There are six common motivators that prompt large donations, said the director of Bolder Giving in a webinar sponsored by The Chronicle of Philanthropy
In a time of economic uncertainty when many nonprofits are seeing donations fall, one way to conquer a potential donor’s concerns about the economy is to learn whether it is personal or national discomfort that causes their reluctance. Learning the source of discomfort could lead to a donor’s realization that the gift should still be made.
So said Jason Franklin, executive director of Bolder Giving, an organization that encourages philanthropy. Franklin and Anika Rahman, president and CEO of the Ms.

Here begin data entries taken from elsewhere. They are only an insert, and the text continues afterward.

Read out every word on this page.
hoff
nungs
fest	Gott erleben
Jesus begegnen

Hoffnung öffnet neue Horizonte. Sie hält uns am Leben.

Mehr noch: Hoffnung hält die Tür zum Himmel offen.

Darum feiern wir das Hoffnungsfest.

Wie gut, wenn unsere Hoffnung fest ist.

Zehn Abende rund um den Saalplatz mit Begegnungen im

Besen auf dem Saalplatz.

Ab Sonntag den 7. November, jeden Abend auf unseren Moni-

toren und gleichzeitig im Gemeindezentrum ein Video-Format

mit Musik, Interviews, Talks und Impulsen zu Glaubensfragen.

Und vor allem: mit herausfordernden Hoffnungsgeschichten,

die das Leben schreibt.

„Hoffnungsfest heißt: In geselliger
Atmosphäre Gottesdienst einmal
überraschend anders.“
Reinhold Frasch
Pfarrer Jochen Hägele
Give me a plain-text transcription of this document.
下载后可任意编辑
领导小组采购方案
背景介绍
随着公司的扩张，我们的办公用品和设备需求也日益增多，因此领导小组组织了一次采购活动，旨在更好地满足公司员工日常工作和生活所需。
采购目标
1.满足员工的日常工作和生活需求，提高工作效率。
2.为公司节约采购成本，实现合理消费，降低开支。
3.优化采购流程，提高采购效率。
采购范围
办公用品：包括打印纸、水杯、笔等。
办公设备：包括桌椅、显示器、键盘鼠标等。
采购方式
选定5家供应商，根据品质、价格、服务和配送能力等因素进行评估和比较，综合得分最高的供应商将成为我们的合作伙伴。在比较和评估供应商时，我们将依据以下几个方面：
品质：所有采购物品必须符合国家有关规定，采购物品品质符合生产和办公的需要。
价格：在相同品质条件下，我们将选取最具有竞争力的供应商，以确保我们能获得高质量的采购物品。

Foundation for Women, a nonprofit that raises the majority of its $10 million annual budget from big gifts, took questions from attendees at a live Web discussion sponsored by The Chronicle of Philanthropy on how donors can be asked or even challenged to provide major gifts to philanthropic causes.
Citing a number of donors he’s talked with, Franklin said that it was important to get more information about a refusal from a donor who cites the economy as a factor.
“I've talked with several donors who were feeling uncertain,” Franklin said in the discussion, “but after talking realized that they were doing fine and in fact felt drawn to give more in a time of overall economic uncertainty because they had the comfort and stability to give.”
Franklin also suggested the possibility that fundraisers “close enough to certain donors … suggest that they engage their financial planners to see what is possible for their giving.”
Becoming involved in the process of helping a client engage in philanthropy can be rewarding for both advisor and client, particularly since the relationship could involve one or more of the six factors Franklin cited as being common motivators “that [prompt] people to ‘give big.’”
Those six factors, Franklin said, are:
- when donors have a life-changing experience
- when they feel confident that they have enough in assets to donate some portion of those assets
- when they feel a particular connection to a cause, community or identity
- when they have inspiring role models for philanthropy
- when they're actually invited to make a big donation
- when they are given ongoing support for donating.
Clients who want to do more, or advisors who would like to help them get started or boost their level of giving, could also check out donor networks that can provide peer support.
Rahman also suggested that “the best way to increase giving from an existing major donor is to focus in on what they are interested in and making the best case for why increasing their giving will help them better achieve their goals.” Emotional connectivity, she added, is the key.